Jonathots Daily Blog
(1993)
Whether it’s the bird in the nest, the lion in the pride or the crow in the murder, any time the offspring is moved from its location with family into the surrounding world, it certainly is frightening. Yet every species of the animal kingdom faithfully execute this ritual with precision absent misgiving … except humans.
And truthfully, we’ve gotten worse at it:
- In the days of Judaism, a boy became a man at thirteen.
- In the Old West, a child was either married or given a gun to hunt for his family at sixteen.
- Move into the last century, and eighteen was considered the time to escape the rigors of the household and find your place.
Now we have people living in their home with their mother and father into their twenties and even some into their thirties.
Everybody jerks a few tears when they hear a story about people “stickin’ up for family” or “lovin’ their family,” or the phrase, “there’s nothin’ better than family.” But sooner or later we have to have a line of demarcation so that our children can become the next generation of adults, or else their procreation will not be parented well. Then, within three generations, we will have such a confusion of responsibility and role-playing that we won’t know who the parents are and who the children are.
So the time you spend with family should be a discovery of the artist, the soul, the thinker and the worker. And when you finally do get out into the wide open spaces, you will look for those individuals who carry the attributes which have been of value to your life.
It will make it easier to build friendships and long-lasting partnerships if you are free of suspicion and are not prejudiced against any one of the four, contending that one is supreme over the others.
- Yes, if your parents teach you that it’s important to be a thinker, you may deny the value of the artist, reject spirituality and assume that others will do the work based upon your great discoveries in thought.

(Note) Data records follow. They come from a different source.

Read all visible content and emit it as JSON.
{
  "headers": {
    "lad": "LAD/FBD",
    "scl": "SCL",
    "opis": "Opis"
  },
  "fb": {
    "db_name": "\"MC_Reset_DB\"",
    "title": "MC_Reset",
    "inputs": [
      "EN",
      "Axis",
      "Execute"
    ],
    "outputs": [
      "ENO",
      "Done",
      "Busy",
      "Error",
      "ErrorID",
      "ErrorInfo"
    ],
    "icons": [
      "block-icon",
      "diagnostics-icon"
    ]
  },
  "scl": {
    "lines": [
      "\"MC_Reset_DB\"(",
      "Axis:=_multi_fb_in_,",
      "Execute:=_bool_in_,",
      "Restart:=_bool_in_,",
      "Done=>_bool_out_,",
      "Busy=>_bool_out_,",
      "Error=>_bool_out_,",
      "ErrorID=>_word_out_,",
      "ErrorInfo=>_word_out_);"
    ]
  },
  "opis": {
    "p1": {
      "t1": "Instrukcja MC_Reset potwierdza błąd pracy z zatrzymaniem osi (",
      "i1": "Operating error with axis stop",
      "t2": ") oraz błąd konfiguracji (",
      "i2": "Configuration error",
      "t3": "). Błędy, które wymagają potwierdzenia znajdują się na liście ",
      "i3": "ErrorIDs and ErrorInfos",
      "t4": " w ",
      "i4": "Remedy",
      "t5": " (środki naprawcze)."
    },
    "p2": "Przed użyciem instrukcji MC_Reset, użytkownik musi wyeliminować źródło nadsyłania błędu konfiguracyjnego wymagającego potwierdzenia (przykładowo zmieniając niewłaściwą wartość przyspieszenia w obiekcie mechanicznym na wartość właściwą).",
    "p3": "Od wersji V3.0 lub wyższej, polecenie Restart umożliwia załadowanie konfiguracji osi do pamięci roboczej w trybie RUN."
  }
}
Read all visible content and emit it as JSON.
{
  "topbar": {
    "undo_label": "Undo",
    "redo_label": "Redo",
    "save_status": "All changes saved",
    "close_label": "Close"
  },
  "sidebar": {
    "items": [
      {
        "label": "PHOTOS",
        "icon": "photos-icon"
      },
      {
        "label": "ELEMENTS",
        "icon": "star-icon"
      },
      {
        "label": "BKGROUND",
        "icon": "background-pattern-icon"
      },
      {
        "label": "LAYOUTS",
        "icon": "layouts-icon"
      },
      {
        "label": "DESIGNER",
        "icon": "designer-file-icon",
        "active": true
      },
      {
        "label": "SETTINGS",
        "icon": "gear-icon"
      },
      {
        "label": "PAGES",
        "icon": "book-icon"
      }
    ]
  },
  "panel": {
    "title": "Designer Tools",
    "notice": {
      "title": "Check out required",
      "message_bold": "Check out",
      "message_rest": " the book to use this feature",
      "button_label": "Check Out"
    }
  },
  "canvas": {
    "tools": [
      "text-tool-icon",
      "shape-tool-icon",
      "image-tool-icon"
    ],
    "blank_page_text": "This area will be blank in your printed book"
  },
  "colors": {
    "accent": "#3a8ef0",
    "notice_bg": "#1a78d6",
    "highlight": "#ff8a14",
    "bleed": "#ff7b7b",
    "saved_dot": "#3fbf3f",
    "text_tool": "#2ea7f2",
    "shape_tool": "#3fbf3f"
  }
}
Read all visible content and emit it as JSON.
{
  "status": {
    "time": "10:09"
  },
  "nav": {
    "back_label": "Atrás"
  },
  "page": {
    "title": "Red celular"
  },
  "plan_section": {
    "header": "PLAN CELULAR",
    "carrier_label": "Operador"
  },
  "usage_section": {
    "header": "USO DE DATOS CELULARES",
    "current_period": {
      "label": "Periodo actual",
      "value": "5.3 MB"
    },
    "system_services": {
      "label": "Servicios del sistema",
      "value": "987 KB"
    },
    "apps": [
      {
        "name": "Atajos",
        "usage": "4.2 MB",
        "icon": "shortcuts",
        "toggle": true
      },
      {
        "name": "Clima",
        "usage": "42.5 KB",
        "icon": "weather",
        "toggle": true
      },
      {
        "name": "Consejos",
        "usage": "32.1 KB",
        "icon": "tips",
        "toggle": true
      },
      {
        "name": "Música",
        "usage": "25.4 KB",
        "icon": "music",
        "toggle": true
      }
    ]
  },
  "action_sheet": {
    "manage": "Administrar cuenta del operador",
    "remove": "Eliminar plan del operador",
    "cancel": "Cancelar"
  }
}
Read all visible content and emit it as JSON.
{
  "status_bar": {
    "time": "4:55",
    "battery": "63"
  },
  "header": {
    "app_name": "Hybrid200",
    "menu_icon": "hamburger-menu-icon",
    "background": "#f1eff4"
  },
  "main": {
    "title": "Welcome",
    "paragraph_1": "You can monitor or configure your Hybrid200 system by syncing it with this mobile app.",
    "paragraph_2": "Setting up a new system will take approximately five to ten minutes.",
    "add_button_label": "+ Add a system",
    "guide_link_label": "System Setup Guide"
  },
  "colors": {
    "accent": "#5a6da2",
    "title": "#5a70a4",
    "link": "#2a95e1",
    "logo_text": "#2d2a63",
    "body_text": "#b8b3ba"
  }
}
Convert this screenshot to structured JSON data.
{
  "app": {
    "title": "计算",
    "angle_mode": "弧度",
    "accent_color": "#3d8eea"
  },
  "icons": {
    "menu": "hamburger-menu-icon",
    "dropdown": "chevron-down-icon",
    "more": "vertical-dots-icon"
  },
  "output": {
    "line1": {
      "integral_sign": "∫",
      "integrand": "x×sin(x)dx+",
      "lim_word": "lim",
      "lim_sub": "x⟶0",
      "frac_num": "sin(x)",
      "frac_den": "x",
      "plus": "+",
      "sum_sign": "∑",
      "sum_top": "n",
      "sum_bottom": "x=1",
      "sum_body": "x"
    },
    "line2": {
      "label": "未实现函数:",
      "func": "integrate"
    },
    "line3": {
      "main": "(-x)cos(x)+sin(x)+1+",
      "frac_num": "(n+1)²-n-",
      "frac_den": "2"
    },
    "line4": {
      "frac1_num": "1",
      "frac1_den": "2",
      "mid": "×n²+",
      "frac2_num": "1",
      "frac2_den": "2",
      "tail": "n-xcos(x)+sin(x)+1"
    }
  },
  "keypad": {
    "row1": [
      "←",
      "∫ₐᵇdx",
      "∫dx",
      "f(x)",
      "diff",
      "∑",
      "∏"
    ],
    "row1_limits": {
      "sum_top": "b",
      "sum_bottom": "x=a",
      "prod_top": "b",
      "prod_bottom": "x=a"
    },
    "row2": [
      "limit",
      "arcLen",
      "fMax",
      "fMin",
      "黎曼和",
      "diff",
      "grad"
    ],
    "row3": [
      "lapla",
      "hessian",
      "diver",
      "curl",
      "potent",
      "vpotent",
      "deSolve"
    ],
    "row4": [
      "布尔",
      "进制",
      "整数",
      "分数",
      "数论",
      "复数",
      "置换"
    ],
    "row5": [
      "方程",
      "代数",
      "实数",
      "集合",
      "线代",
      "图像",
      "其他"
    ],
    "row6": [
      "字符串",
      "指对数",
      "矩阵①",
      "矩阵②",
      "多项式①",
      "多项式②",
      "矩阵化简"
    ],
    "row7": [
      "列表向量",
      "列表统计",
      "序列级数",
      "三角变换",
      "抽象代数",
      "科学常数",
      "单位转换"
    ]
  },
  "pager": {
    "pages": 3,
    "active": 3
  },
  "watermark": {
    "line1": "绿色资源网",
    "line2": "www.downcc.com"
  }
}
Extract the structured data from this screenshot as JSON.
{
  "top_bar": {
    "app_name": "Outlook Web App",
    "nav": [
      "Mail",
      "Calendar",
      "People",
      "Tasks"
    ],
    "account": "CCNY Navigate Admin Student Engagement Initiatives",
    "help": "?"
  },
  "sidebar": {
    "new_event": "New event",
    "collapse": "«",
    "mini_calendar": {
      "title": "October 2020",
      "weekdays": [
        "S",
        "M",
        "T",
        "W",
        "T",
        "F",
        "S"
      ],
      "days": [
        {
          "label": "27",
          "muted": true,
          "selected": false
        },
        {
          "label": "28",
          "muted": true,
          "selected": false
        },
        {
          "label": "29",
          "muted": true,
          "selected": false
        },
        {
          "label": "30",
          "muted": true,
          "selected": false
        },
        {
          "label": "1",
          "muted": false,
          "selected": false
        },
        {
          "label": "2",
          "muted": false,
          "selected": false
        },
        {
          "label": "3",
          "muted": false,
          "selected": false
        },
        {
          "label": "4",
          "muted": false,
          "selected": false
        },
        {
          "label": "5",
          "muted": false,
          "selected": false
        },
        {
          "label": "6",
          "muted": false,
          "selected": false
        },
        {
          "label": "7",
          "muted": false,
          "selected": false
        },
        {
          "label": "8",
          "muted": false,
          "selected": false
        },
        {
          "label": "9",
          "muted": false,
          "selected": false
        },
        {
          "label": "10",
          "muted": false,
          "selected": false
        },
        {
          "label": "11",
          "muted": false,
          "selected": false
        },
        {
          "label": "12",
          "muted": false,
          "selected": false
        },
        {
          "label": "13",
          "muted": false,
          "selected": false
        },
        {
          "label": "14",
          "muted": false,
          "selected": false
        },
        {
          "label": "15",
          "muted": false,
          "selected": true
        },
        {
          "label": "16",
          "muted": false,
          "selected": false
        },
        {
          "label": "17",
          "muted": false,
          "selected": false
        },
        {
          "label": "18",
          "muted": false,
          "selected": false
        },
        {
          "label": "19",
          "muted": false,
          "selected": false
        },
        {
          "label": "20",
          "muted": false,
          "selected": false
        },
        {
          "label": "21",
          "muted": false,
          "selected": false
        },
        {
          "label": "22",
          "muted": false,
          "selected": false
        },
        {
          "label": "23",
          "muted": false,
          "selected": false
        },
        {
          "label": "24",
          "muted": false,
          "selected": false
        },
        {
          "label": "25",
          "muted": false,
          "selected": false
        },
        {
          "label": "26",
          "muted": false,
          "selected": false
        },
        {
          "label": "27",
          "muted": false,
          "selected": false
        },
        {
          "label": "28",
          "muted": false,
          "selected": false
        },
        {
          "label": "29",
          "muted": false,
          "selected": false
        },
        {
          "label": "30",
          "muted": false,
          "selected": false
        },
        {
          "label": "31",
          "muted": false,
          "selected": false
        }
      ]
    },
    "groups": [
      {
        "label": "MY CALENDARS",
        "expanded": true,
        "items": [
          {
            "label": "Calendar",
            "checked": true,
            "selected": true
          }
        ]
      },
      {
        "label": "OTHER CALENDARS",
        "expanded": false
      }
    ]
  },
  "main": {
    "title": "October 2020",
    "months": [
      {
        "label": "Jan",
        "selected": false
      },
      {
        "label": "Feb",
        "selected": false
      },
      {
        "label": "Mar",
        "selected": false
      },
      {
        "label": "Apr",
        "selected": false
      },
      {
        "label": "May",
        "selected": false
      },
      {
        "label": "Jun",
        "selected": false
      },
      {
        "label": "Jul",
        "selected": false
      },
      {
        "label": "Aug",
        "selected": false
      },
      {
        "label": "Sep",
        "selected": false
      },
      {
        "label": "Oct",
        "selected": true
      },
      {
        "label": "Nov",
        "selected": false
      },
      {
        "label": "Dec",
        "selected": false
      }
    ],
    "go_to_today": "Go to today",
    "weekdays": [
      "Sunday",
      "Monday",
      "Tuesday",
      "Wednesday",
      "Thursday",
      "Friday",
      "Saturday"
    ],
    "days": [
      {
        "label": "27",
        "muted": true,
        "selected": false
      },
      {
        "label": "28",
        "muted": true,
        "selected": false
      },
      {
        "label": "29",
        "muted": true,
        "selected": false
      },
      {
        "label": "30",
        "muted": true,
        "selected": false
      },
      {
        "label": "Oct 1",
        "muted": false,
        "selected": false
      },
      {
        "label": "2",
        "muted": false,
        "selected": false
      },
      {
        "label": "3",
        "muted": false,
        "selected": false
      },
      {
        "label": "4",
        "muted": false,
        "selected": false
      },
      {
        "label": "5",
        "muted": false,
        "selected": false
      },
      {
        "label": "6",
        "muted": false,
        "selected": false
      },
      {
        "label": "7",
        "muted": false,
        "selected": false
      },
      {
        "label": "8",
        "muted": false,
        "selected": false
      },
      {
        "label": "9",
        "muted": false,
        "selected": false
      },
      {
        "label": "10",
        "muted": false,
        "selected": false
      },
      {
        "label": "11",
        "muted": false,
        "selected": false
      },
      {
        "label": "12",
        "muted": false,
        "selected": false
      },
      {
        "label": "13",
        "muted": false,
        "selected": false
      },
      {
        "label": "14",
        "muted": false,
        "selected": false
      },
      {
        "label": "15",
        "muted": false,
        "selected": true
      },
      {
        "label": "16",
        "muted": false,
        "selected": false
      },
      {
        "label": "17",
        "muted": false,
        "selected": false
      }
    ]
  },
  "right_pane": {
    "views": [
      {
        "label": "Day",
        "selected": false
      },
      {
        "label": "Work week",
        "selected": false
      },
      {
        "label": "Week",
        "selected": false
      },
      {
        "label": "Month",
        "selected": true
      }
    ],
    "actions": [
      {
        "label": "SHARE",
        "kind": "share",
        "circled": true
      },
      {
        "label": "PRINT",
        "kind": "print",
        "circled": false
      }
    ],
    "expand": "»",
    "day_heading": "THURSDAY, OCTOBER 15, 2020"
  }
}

- Likewise, workers can feel they are superior by sheer sweat.
- An artist can act like a diva because he or she does not understand the pure gold of hard work.
- And a spiritual person can totally ignore the advances of science and reject the beauty of entertainment and creativity.
If you teach your children to be balanced–to recognize the need for the artist, the soul, the thinker and the worker within the family structure–when they do leave the nest, they will easily find others who enrich their lives.
As Jesus said so beautifully, “My mother, my brother and my sister are those who do the will of my Father.”
Exactly. Family is everywhere.
May we all have the heart of an artist, the soul of a giver, the brain of a thinker and the will power of a worker–just enough to give us a balance so we can appreciate those human beings around us who teach us better ways to perform our duties.